In the Apocalypse, this is Christ's last promise to the churches: "To him who overcomes I will grant to sit with me in my throne, even as I also overcame and am set down with my Father on his throne." This, and nothing less than this, is the hope God holds out for us. We are meant to dwell in his house, forever, not as slaves—God is no master, after all!—but as friends, as partners, as equals. We are, as Scripture says, Christ's co-heirs, purposed to reign with him. Our lives are meant to have the same effect for others that his life has for us. We are meant to be the face of his mercy, the presence of his goodness. We are meant not only to pray but to be answers to prayer.
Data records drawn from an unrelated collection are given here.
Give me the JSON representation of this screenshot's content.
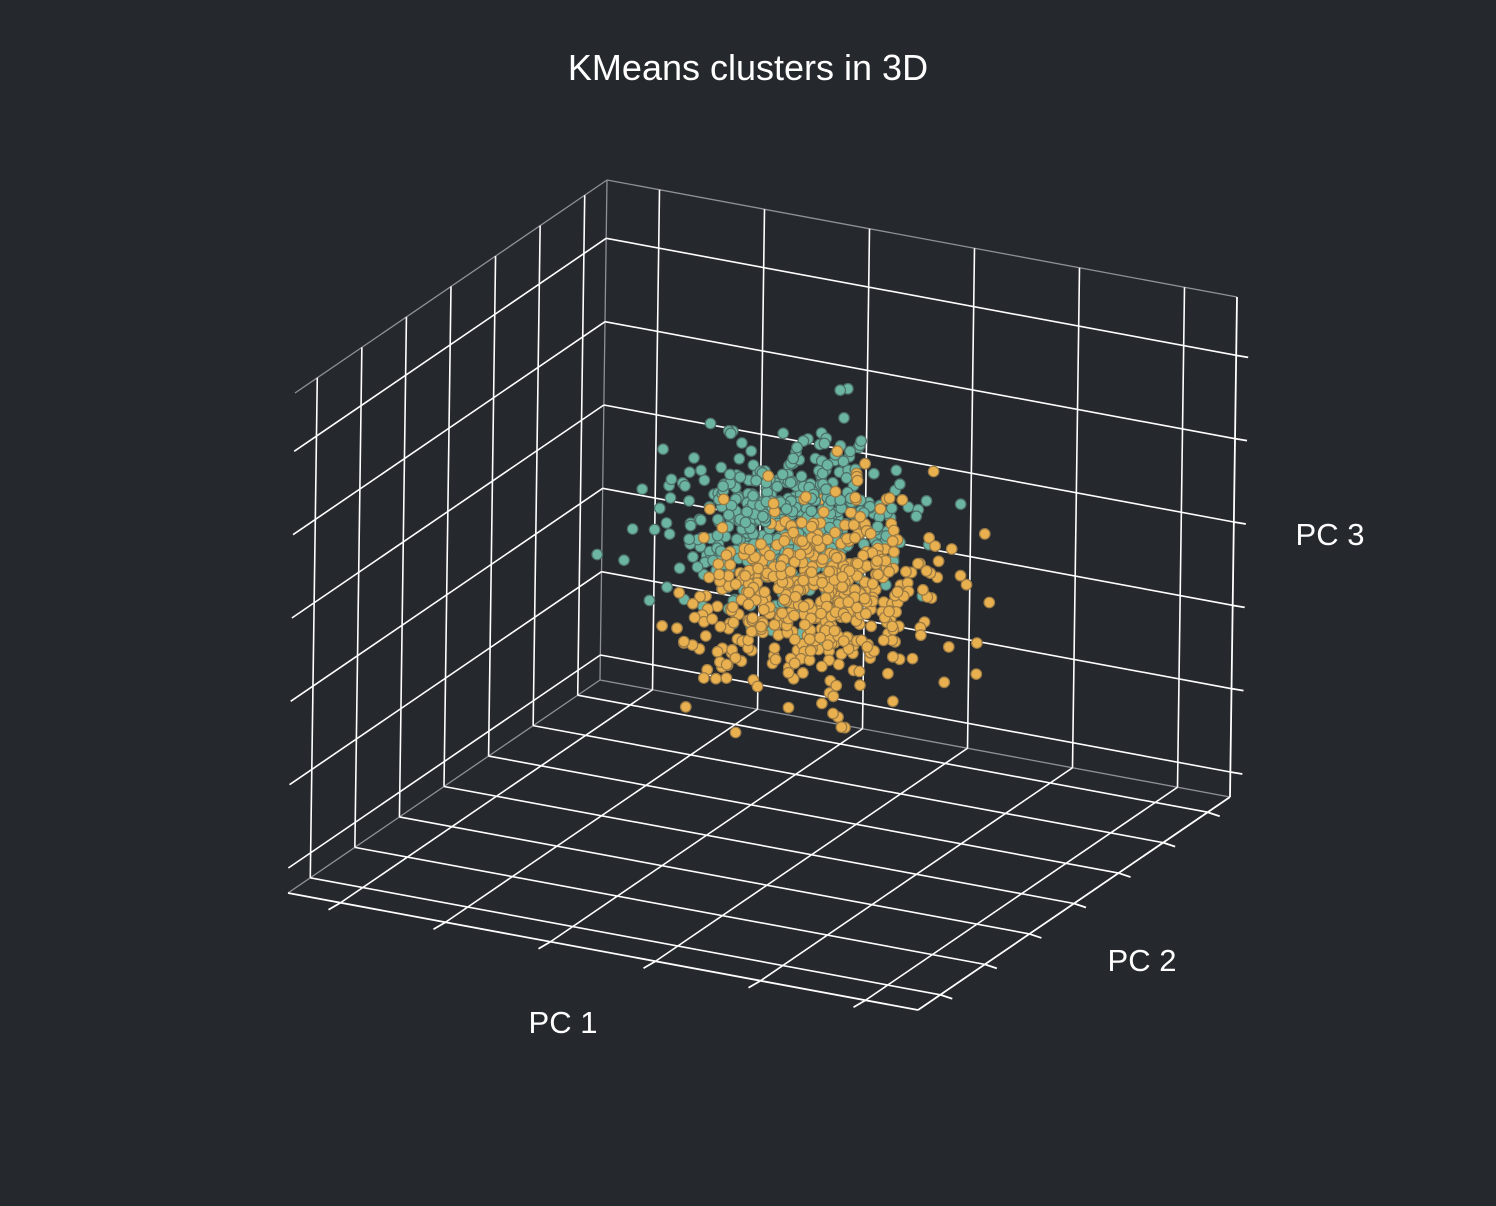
{
  "chart_data": {
    "type": "scatter",
    "projection": "3d",
    "title": "KMeans clusters in 3D",
    "xlabel": "PC 1",
    "ylabel": "PC 2",
    "zlabel": "PC 3",
    "xlim": [
      -4,
      4
    ],
    "ylim": [
      -3,
      3
    ],
    "zlim": [
      -3,
      2
    ],
    "grid": true,
    "legend": null,
    "background_color": "#25282d",
    "grid_color": "#ffffff",
    "tick_labels_shown": false,
    "point_count_estimate": 1000,
    "series": [
      {
        "cluster": 0,
        "color": "#6db5a3",
        "edge_color": "#4d6f68",
        "point_count_estimate": 500,
        "centroid": {
          "x": -0.6,
          "y": 1.3,
          "z": -0.3
        },
        "spread": {
          "x": 0.6,
          "y": 0.55,
          "z": 0.35
        },
        "extent": {
          "x": [
            -2.3,
            1.2
          ],
          "y": [
            -0.3,
            3.0
          ],
          "z": [
            -1.5,
            0.8
          ]
        }
      },
      {
        "cluster": 1,
        "color": "#e8b04f",
        "edge_color": "#9a7a45",
        "point_count_estimate": 500,
        "centroid": {
          "x": 0.8,
          "y": -0.2,
          "z": -0.35
        },
        "spread": {
          "x": 0.65,
          "y": 0.65,
          "z": 0.38
        },
        "extent": {
          "x": [
            -0.6,
            3.3
          ],
          "y": [
            -2.2,
            1.8
          ],
          "z": [
            -2.0,
            0.5
          ]
        }
      }
    ]
  }
}
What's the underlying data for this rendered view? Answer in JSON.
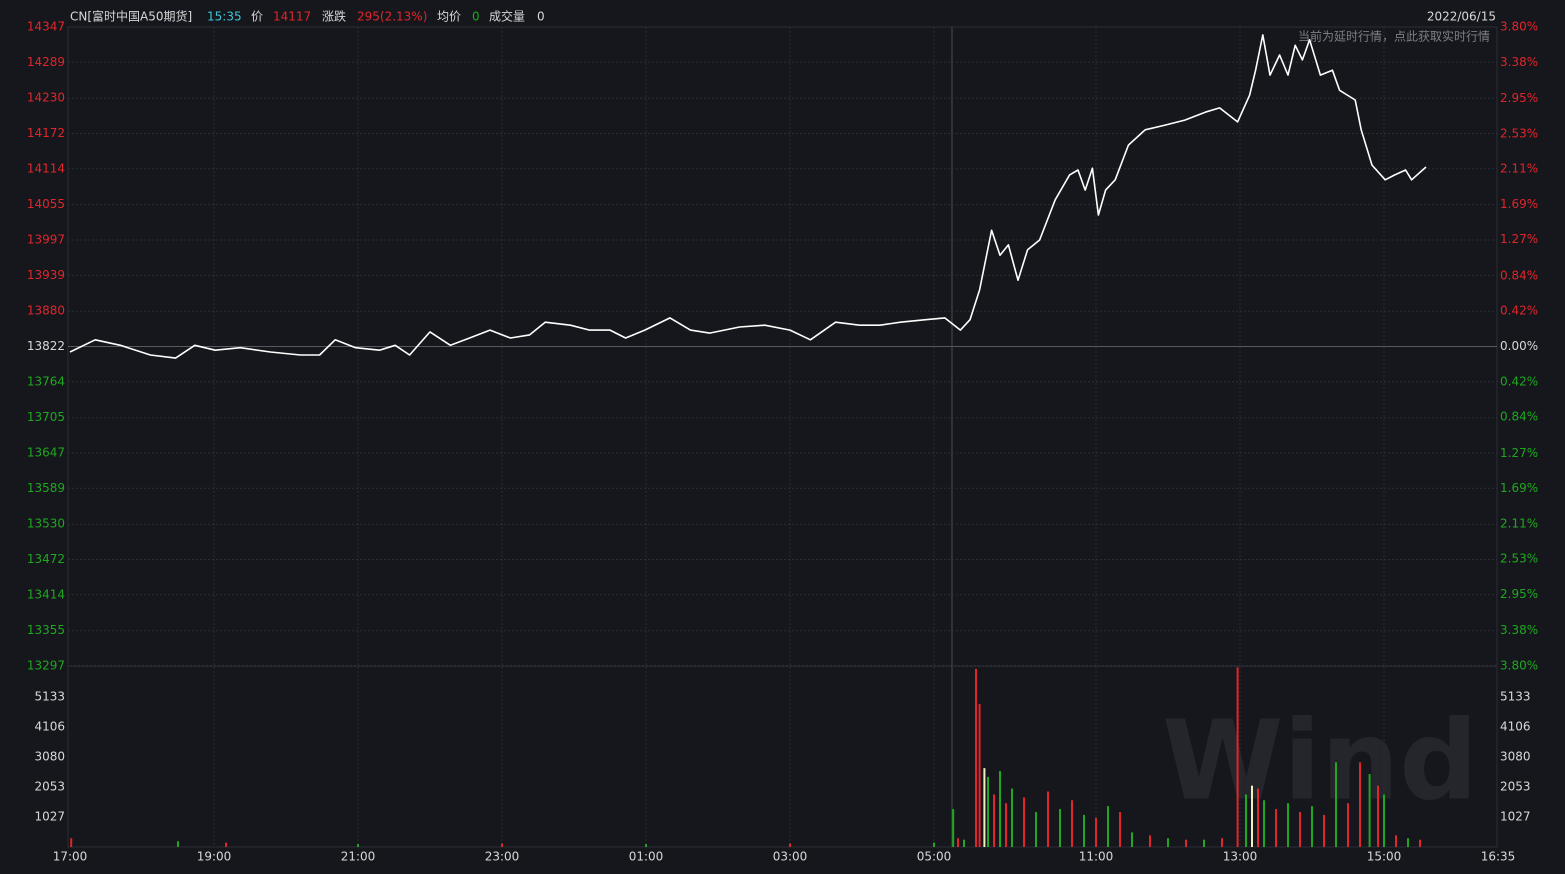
{
  "header": {
    "name": "CN[富时中国A50期货]",
    "time": "15:35",
    "price_label": "价",
    "price": 14117,
    "change_label": "涨跌",
    "change": "295(2.13%)",
    "avg_label": "均价",
    "avg": 0,
    "volume_label": "成交量",
    "volume": 0,
    "date": "2022/06/15",
    "notice": "当前为延时行情，点此获取实时行情",
    "watermark": "Wind"
  },
  "chart_data": [
    {
      "type": "line",
      "color": "#ffffff",
      "grid": true,
      "x": [
        "17:00",
        "17:21",
        "17:42",
        "18:07",
        "18:28",
        "18:44",
        "19:01",
        "19:22",
        "19:47",
        "20:12",
        "20:28",
        "20:41",
        "20:58",
        "21:18",
        "21:31",
        "21:43",
        "22:00",
        "22:17",
        "22:33",
        "22:50",
        "23:07",
        "23:23",
        "23:36",
        "23:57",
        "00:13",
        "00:30",
        "00:43",
        "00:59",
        "01:20",
        "01:37",
        "01:53",
        "02:18",
        "02:39",
        "03:00",
        "03:17",
        "03:38",
        "03:58",
        "04:15",
        "04:32",
        "04:53",
        "05:09",
        "09:07",
        "09:15",
        "09:23",
        "09:33",
        "09:40",
        "09:47",
        "09:55",
        "10:03",
        "10:13",
        "10:26",
        "10:38",
        "10:45",
        "10:51",
        "10:57",
        "11:02",
        "11:08",
        "11:16",
        "11:27",
        "11:41",
        "11:58",
        "12:14",
        "12:31",
        "12:43",
        "12:58",
        "13:08",
        "13:13",
        "13:19",
        "13:25",
        "13:33",
        "13:40",
        "13:46",
        "13:52",
        "13:58",
        "14:07",
        "14:17",
        "14:23",
        "14:36",
        "14:41",
        "14:50",
        "15:01",
        "15:09",
        "15:18",
        "15:23",
        "15:35"
      ],
      "values": [
        13813,
        13833,
        13824,
        13808,
        13803,
        13824,
        13816,
        13820,
        13813,
        13808,
        13808,
        13833,
        13820,
        13816,
        13824,
        13808,
        13846,
        13824,
        13836,
        13849,
        13836,
        13841,
        13862,
        13857,
        13849,
        13849,
        13836,
        13849,
        13869,
        13849,
        13844,
        13854,
        13857,
        13849,
        13833,
        13862,
        13857,
        13857,
        13862,
        13866,
        13869,
        13849,
        13866,
        13915,
        14013,
        13972,
        13989,
        13931,
        13981,
        13997,
        14063,
        14104,
        14112,
        14079,
        14115,
        14038,
        14079,
        14096,
        14153,
        14178,
        14186,
        14194,
        14207,
        14214,
        14191,
        14235,
        14276,
        14334,
        14268,
        14301,
        14268,
        14317,
        14293,
        14326,
        14268,
        14276,
        14243,
        14227,
        14178,
        14120,
        14096,
        14104,
        14112,
        14096,
        14117
      ],
      "ylim": [
        13297,
        14347
      ],
      "yticks": [
        14347,
        14289,
        14230,
        14172,
        14114,
        14055,
        13997,
        13939,
        13880,
        13822,
        13764,
        13705,
        13647,
        13589,
        13530,
        13472,
        13414,
        13355,
        13297
      ],
      "y2lim": [
        -3.8,
        3.8
      ],
      "y2ticks": [
        {
          "value": 3.8,
          "label": "3.80%"
        },
        {
          "value": 3.38,
          "label": "3.38%"
        },
        {
          "value": 2.95,
          "label": "2.95%"
        },
        {
          "value": 2.53,
          "label": "2.53%"
        },
        {
          "value": 2.11,
          "label": "2.11%"
        },
        {
          "value": 1.69,
          "label": "1.69%"
        },
        {
          "value": 1.27,
          "label": "1.27%"
        },
        {
          "value": 0.84,
          "label": "0.84%"
        },
        {
          "value": 0.42,
          "label": "0.42%"
        },
        {
          "value": 0,
          "label": "0.00%"
        },
        {
          "value": -0.42,
          "label": "0.42%"
        },
        {
          "value": -0.84,
          "label": "0.84%"
        },
        {
          "value": -1.27,
          "label": "1.27%"
        },
        {
          "value": -1.69,
          "label": "1.69%"
        },
        {
          "value": -2.11,
          "label": "2.11%"
        },
        {
          "value": -2.53,
          "label": "2.53%"
        },
        {
          "value": -2.95,
          "label": "2.95%"
        },
        {
          "value": -3.38,
          "label": "3.38%"
        },
        {
          "value": -3.8,
          "label": "3.80%"
        }
      ],
      "xticks": [
        "17:00",
        "19:00",
        "21:00",
        "23:00",
        "01:00",
        "03:00",
        "05:00",
        "11:00",
        "13:00",
        "15:00",
        "16:35"
      ]
    },
    {
      "type": "bar",
      "x": [
        "17:01",
        "18:30",
        "19:10",
        "21:00",
        "23:00",
        "01:00",
        "03:00",
        "05:00",
        "09:01",
        "09:05",
        "09:10",
        "09:20",
        "09:23",
        "09:27",
        "09:30",
        "09:35",
        "09:40",
        "09:45",
        "09:50",
        "10:00",
        "10:10",
        "10:20",
        "10:30",
        "10:40",
        "10:50",
        "11:00",
        "11:10",
        "11:20",
        "11:30",
        "11:45",
        "12:00",
        "12:15",
        "12:30",
        "12:45",
        "12:58",
        "13:05",
        "13:10",
        "13:15",
        "13:20",
        "13:30",
        "13:40",
        "13:50",
        "14:00",
        "14:10",
        "14:20",
        "14:30",
        "14:40",
        "14:48",
        "14:55",
        "15:00",
        "15:10",
        "15:20",
        "15:30"
      ],
      "values": [
        300,
        200,
        150,
        100,
        120,
        100,
        120,
        150,
        1300,
        300,
        250,
        6100,
        4900,
        2700,
        2400,
        1800,
        2600,
        1500,
        2000,
        1700,
        1200,
        1900,
        1300,
        1600,
        1100,
        1000,
        1400,
        1200,
        500,
        400,
        300,
        250,
        250,
        300,
        6150,
        1800,
        2100,
        2000,
        1600,
        1300,
        1500,
        1200,
        1400,
        1100,
        2900,
        1500,
        2900,
        2500,
        2100,
        1800,
        400,
        300,
        250
      ],
      "colors": [
        "#e0262b",
        "#1fa81f",
        "#e0262b",
        "#1fa81f",
        "#e0262b",
        "#1fa81f",
        "#e0262b",
        "#1fa81f",
        "#1fa81f",
        "#e0262b",
        "#1fa81f",
        "#e0262b",
        "#e0262b",
        "#f0f0c0",
        "#1fa81f",
        "#e0262b",
        "#1fa81f",
        "#e0262b",
        "#1fa81f",
        "#e0262b",
        "#1fa81f",
        "#e0262b",
        "#1fa81f",
        "#e0262b",
        "#1fa81f",
        "#e0262b",
        "#1fa81f",
        "#e0262b",
        "#1fa81f",
        "#e0262b",
        "#1fa81f",
        "#e0262b",
        "#1fa81f",
        "#e0262b",
        "#e0262b",
        "#1fa81f",
        "#f0f0c0",
        "#e0262b",
        "#1fa81f",
        "#e0262b",
        "#1fa81f",
        "#e0262b",
        "#1fa81f",
        "#e0262b",
        "#1fa81f",
        "#e0262b",
        "#e0262b",
        "#1fa81f",
        "#e0262b",
        "#1fa81f",
        "#e0262b",
        "#1fa81f",
        "#e0262b"
      ],
      "ylim": [
        0,
        6197
      ],
      "yticks": [
        1027,
        2053,
        3080,
        4106,
        5133
      ]
    }
  ]
}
A hard truth to swallow, I know. At the beginning of Jesus' ministry, remember, John was reluctant to baptize him. At the end, Peter resisted having his feet washed by him. Why? Because both assumed then, just as you and I are conditioned to assume now, that relationship with God is determined by a radical inequality—as if God is known to be God only through our subjugation, shown to be superior by our inferiority. But God is truly beyond compare, utterly, inconceivably without rival. Hence, no competition exists between him and us. He is not the greatest among many. He is one. He is, as Isaiah says, God alone, and he does not share his glory with another. He shares his glory with us because in Christ we are not another. As St Irenaeus said, God's glory is a human being fully alive, living as Christ lives—glorified in glorifying. If we know that, then we know how to sing with a full heart, a heart broken open wide:
"The Lord is my shepherd. I shall not be in want."